19. A method of monitoring for the presence of or monitoring positions of an imaged object, in a set of possible object types, about a boundary, comprising:
- continually capturing at least a first series of image frames and a second series of image frames, each series comprising multiple different fields of view of a scene about the boundary,some of the image frames in the first series at least covering a wide angle field of view; and
  
  some of the image frames in the second series at most covering no more than a narrow angle field of view relative to the wide angle field of view covered by images in the first series.
- View Dependent Claims (20, 21, 22, 23, 24, 25, 26, 27, 28, 29, 30)
- - 20. The method of claim 19 where:
    - image frames in the first series are captured with the one or more cameras each providing a first range of focus distances relative to the boundary of the structure; and
      
      image frames in a second series are captured with the one or more cameras each providing a second range of focus distances relative to the boundary of the structure.
  - 21. The method of claim 19 wherein the multiple series of image frames are captured with a plurality of imaging systems each having a processing unit containing program instructions representing software executable therein, the method including deriving information from the image frames according to the program instructions which, when executed, cause the imaging system to perform a sequence of steps which result in classification of an object among multiple object classes based on an image of the object present within one of the fields of view.
  - 22. The method of claim 21 further including:
    - transmitting classification information derived by one of the imaging systems to a central control unit; and
      
      combining the classification information with object position or movement information to provide situational awareness about the boundary.
  - 23. The method of claim 19 where:
    - image frames in the first series are captured with one or more cameras in a first series positioned along the boundary and covering a first range of focus distances relative to the boundary; and
      
      image frames in the second series are captured with one or more cameras in a second series covering a second range of focal distances relative to the boundary.
  - 24. The method of claim 23 where the second range of focus distances extends farther from the boundary than the first range of focus distances.
  - 25. The method of claim 19 applied to a boundary which is a peripheral surface of a moving vehicle with capturing of the image frames performed by:
    - placing one or more cameras along the peripheral surface to capture the image frames in the first series which cover at least the wide angle field of view; and
      
      placing one or more additional cameras along the peripheral surface to capture the image frames in the second series which cover at most no more than the narrow angle field of view.
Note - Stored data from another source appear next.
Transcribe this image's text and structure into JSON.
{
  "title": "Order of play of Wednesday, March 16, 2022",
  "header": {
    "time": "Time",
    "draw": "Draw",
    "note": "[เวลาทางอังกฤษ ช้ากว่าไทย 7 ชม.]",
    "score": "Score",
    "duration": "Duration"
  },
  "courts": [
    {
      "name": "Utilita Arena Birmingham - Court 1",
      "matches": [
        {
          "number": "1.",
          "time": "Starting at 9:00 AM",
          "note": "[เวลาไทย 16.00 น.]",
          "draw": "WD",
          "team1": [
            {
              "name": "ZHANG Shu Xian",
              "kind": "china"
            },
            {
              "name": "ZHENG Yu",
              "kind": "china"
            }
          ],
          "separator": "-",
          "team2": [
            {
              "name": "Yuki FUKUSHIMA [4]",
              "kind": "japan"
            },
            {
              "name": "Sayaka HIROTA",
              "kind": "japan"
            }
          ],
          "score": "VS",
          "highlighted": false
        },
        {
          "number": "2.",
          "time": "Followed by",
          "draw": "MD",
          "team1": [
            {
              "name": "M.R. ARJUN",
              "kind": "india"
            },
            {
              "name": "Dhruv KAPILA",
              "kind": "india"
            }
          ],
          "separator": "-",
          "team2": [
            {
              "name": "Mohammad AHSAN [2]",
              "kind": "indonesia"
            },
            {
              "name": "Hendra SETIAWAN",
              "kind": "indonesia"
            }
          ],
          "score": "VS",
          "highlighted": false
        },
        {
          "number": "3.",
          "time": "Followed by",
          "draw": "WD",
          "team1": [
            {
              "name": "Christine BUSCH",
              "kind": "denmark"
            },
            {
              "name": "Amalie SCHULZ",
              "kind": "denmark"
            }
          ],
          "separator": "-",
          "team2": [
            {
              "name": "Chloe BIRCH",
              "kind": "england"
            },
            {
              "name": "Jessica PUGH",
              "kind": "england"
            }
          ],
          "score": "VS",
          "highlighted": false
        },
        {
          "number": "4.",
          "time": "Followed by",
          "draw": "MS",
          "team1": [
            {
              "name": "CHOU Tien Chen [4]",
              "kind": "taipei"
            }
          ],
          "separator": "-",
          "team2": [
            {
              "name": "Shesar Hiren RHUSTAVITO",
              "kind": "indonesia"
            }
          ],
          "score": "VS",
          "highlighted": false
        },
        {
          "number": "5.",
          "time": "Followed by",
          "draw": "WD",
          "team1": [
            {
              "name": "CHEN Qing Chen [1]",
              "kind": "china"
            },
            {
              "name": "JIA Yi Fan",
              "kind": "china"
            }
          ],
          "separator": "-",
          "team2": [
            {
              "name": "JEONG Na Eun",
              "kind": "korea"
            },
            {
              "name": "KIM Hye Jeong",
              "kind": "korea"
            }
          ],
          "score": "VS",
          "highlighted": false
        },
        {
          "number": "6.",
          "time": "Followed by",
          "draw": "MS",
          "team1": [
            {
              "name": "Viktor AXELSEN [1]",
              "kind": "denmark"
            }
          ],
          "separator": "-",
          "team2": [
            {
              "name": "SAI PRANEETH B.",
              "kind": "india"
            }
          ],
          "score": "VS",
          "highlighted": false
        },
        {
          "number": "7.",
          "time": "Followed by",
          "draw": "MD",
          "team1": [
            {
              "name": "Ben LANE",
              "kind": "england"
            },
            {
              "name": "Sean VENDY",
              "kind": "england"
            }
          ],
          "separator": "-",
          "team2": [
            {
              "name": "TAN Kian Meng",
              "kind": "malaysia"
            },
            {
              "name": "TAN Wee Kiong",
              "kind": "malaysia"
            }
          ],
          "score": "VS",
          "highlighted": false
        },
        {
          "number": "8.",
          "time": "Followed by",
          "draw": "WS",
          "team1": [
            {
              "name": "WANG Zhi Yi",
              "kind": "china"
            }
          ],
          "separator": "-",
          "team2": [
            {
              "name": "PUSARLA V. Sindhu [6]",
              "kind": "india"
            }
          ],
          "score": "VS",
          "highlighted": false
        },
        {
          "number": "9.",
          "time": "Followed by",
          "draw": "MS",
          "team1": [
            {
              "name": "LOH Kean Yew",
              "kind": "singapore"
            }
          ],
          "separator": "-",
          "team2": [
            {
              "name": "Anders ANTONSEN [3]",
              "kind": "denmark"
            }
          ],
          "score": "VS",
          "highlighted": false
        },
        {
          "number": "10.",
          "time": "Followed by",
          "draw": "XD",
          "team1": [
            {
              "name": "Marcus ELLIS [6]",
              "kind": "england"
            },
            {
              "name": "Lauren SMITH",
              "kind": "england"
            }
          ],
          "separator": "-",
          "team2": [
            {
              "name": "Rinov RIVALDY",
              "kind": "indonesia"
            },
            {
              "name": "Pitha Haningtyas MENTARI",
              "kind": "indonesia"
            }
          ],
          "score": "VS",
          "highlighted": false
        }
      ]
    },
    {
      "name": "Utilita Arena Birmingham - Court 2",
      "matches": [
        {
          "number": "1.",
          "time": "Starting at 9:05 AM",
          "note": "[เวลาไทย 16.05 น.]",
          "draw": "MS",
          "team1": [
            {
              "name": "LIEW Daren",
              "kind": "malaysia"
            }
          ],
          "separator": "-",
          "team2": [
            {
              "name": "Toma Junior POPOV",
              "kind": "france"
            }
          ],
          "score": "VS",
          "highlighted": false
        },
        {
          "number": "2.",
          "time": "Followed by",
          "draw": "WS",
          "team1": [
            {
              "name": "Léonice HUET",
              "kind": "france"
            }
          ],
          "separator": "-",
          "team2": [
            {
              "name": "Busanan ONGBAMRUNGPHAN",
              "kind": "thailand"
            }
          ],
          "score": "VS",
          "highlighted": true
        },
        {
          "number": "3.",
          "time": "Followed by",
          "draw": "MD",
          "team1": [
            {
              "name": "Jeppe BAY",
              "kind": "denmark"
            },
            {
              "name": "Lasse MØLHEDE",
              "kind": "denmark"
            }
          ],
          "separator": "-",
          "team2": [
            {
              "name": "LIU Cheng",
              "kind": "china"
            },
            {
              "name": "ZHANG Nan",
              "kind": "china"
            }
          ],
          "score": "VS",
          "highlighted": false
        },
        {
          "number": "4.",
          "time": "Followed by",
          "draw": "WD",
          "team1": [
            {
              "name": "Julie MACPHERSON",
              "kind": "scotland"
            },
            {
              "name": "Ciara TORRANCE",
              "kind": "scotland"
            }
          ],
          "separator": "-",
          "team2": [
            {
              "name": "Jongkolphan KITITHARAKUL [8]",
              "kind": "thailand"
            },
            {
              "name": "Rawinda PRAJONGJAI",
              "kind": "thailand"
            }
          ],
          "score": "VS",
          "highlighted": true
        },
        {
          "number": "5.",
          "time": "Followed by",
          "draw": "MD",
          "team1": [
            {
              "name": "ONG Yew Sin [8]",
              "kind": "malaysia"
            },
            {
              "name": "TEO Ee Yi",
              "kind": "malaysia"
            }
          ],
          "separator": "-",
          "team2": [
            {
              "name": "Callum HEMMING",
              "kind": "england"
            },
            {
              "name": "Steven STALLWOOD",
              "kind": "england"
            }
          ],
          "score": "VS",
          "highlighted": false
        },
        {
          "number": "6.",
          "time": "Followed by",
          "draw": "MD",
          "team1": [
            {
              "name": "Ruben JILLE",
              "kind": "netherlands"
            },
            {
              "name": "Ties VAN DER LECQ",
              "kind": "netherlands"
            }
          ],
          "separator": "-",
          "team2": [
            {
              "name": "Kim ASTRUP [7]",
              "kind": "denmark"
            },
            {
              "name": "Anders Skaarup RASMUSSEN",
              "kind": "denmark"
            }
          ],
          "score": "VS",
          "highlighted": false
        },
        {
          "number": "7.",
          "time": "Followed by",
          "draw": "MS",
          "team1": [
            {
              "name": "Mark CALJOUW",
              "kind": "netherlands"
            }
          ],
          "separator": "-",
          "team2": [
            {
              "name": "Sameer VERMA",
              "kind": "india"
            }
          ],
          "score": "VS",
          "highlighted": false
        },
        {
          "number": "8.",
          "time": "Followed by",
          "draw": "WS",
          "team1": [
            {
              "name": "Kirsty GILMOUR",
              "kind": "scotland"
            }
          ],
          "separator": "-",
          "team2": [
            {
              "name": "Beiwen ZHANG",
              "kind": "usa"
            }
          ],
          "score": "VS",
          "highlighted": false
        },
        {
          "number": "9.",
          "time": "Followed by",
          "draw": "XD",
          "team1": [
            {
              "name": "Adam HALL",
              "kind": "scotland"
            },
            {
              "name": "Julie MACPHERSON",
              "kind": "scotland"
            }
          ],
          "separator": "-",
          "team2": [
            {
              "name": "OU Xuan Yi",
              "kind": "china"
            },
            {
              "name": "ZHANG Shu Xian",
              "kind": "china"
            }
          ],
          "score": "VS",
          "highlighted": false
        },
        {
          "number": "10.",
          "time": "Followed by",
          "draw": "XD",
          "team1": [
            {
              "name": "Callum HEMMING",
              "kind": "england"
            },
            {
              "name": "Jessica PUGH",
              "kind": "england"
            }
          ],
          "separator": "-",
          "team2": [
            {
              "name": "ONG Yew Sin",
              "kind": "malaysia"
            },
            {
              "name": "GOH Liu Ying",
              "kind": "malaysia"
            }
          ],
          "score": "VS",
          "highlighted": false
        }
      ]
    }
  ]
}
  - 26. The method of claim 19 further including classifying the object based on presence of an image of a region of the object in a field of view by:
    - performing a complete scan of an image frame in the first series with a scanning window to match a region in the image frame with an object type characteristic;
      
      orperforming a complete scan of an image frame in the second series with a scanning window to match a region in the image frame with an object type characteristic.
  - 27. The method of claim 19 where classifying the object based on presence of an image of the object region in a field of view includes:
    - performing a complete scan of an image frame in the first series with multiple scanning windows of differing sizes to match a region in the image frame with an object type characteristic; and
      
      performing a complete scan of an image frame in the second series with multiple scanning windows of differing sizes to match a region in the image frame with an object type characteristic.
  - 28. The method of claim 27 where the image of the object region is larger than one of the scanning windows and the image of the object region fits within one of the scanning windows.
  - 29. The method of claim 27, where the complete scan of an image frame in one of the series is performed with no more than ten scanning windows of differing sizes to match the region in the image frame with an object type characteristic.
  - 30. The method of claim 27, where the complete scan of an image frame in one of the series is performed with no more than five scanning windows of differing sizes to match the region in the image frame with an object type characteristic.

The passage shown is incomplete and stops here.